WASHINGTON--Nearly two dozen Democratic state attorneys general are suing the Trump administration over efforts to halt funding for the Consumer Financial Protection Bureau, Banking Dive reported.
The coalition of 22 AGs, led by New York Attorney General Letitia James, alleges that CFPB Acting Director Russ Vought’s refusal to accept funding from the Federal Reserve would effectively shut down the consumer watchdog next month.

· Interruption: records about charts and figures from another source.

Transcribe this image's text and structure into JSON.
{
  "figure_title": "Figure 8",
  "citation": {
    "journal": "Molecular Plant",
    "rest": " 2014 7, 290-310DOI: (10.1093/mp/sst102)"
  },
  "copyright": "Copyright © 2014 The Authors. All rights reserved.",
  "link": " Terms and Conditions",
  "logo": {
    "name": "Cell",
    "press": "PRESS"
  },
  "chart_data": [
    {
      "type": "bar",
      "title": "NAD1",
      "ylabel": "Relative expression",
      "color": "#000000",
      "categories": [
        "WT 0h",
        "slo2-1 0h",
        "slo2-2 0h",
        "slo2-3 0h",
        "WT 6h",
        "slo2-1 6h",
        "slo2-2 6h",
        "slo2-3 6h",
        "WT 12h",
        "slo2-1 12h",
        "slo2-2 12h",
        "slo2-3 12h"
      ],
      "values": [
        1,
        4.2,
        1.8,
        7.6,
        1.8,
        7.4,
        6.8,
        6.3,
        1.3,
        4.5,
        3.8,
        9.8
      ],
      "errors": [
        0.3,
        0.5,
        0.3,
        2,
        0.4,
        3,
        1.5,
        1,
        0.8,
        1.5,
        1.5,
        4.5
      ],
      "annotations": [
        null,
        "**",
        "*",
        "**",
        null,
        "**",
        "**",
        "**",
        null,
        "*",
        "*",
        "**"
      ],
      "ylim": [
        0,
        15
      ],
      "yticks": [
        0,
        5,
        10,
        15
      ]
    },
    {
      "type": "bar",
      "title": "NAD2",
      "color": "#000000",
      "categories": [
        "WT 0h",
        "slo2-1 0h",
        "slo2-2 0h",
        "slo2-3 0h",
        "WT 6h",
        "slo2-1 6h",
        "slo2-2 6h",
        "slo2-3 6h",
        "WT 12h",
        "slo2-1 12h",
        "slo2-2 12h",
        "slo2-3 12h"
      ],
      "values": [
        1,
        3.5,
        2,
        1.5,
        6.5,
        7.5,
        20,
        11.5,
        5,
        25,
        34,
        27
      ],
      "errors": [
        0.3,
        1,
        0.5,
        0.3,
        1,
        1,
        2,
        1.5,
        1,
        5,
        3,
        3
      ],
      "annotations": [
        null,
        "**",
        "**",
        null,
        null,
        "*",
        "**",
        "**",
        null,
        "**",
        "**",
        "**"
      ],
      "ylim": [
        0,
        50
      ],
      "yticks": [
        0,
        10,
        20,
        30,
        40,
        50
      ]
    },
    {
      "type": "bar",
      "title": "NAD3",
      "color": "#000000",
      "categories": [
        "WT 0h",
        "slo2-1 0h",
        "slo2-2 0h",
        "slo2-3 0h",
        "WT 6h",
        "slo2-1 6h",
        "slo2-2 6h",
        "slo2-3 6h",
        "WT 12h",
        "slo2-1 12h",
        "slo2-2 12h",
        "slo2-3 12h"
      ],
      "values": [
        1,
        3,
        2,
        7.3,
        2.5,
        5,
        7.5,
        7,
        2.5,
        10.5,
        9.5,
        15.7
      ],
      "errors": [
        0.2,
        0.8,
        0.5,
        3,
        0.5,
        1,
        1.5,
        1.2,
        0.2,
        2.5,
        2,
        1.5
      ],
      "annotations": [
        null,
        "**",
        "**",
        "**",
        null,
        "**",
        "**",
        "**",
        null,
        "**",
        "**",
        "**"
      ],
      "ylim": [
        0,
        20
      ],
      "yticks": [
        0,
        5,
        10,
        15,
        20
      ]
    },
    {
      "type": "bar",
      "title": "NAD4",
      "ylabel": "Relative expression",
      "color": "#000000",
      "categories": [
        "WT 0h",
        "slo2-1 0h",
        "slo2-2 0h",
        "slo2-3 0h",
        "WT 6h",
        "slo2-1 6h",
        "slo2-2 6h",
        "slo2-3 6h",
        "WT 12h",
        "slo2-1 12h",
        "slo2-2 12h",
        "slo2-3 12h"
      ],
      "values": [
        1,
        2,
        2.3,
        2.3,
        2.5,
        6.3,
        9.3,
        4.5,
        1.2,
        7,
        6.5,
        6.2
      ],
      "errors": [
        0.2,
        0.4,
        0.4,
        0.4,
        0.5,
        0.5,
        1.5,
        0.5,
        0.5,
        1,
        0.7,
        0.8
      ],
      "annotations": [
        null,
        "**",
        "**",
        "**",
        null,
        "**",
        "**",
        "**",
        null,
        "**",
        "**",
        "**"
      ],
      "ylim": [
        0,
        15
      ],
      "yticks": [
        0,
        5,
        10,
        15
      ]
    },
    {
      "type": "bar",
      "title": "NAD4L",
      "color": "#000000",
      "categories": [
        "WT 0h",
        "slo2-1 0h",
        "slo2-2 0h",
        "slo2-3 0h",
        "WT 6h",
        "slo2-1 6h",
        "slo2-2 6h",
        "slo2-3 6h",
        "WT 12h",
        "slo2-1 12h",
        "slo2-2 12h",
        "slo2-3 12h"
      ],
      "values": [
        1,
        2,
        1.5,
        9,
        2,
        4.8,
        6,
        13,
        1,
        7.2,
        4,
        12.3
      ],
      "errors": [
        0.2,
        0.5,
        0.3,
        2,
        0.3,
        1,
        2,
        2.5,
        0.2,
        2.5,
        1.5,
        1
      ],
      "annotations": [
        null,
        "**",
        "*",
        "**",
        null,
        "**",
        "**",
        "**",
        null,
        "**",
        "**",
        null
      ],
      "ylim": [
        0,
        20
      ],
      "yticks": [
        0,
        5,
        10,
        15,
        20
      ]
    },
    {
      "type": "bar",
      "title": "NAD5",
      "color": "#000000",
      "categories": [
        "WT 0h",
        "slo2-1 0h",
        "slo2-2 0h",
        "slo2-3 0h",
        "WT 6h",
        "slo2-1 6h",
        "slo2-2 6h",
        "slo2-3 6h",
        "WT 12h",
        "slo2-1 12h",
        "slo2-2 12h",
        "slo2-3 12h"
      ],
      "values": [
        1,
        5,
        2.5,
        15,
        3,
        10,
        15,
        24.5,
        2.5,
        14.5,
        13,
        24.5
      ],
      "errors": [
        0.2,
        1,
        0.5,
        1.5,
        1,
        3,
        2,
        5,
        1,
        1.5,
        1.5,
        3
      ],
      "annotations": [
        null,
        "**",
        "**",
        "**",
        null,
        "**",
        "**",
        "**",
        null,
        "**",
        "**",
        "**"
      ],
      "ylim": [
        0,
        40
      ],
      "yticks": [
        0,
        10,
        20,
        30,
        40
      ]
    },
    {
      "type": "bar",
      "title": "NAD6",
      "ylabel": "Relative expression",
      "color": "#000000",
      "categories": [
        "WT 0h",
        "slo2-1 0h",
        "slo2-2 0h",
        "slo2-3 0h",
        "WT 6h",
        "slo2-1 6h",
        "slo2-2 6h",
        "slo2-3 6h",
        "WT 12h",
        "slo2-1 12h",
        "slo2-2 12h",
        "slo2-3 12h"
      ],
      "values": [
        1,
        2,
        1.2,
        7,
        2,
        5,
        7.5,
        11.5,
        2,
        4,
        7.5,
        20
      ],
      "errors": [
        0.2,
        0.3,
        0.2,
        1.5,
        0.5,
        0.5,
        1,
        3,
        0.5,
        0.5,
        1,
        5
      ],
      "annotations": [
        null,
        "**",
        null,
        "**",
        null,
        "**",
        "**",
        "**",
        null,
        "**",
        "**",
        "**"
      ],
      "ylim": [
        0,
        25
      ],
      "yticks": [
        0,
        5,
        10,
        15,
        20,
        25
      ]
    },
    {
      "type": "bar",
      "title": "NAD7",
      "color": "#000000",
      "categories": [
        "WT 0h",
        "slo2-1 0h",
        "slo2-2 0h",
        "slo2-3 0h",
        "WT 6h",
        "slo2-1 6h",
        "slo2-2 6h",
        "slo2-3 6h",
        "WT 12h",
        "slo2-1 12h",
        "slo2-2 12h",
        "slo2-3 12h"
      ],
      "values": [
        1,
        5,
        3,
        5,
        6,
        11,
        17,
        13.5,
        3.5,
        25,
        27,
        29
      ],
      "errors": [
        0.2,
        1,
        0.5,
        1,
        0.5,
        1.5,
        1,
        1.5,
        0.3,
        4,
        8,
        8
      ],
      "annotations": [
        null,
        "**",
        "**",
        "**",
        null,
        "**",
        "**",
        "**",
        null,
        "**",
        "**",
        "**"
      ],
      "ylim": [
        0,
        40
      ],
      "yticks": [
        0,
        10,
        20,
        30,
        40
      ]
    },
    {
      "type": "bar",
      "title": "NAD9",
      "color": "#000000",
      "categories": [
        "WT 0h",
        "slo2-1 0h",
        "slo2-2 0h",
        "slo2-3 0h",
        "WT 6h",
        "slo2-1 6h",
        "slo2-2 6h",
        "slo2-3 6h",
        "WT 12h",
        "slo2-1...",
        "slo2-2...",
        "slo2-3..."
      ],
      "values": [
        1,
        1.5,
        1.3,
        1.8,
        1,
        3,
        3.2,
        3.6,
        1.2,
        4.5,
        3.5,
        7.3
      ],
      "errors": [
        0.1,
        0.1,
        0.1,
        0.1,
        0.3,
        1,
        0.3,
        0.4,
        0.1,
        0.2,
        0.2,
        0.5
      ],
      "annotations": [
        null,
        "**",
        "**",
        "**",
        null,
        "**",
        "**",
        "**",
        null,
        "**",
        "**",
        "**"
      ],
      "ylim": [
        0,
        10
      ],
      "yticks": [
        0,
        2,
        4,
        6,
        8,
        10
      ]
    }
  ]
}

“My office and attorneys general across the country rely on the CFPB for consumer complaints and other data to get justice for consumers,” James said in a prepared statement. “The administration’s actions are a handout to those who drive up costs by cheating hardworking Americans, and I will keep fighting to ensure they follow the law and our Constitution.”
Under the Dodd-Frank Act, the CFPB is funded through the Federal Reserve rather than congressional appropriations, a structure the Supreme Court upheld last year after challenges from trade groups. The dispute centers on statutory language allowing the Bureau to draw funds from the Fed’s “combined earnings,” which the Justice Department’s Office of Legal Counsel interpreted this fall as meaning “profits.”
Banking Dive noted that Vought has said that interpretation prevents him from requesting funds, arguing the Fed is not currently profitable and therefore has no money to transfer to the CFPB. The attorneys general counter that the interpretation violates Dodd-Frank, which they say defines “combined earnings” as the Fed’s “gross revenues of the Federal Reserve without any deduction for interest or other expenses.”
The AGs argue that Vought’s decision not to renew CFPB funding is unlawful and unconstitutional.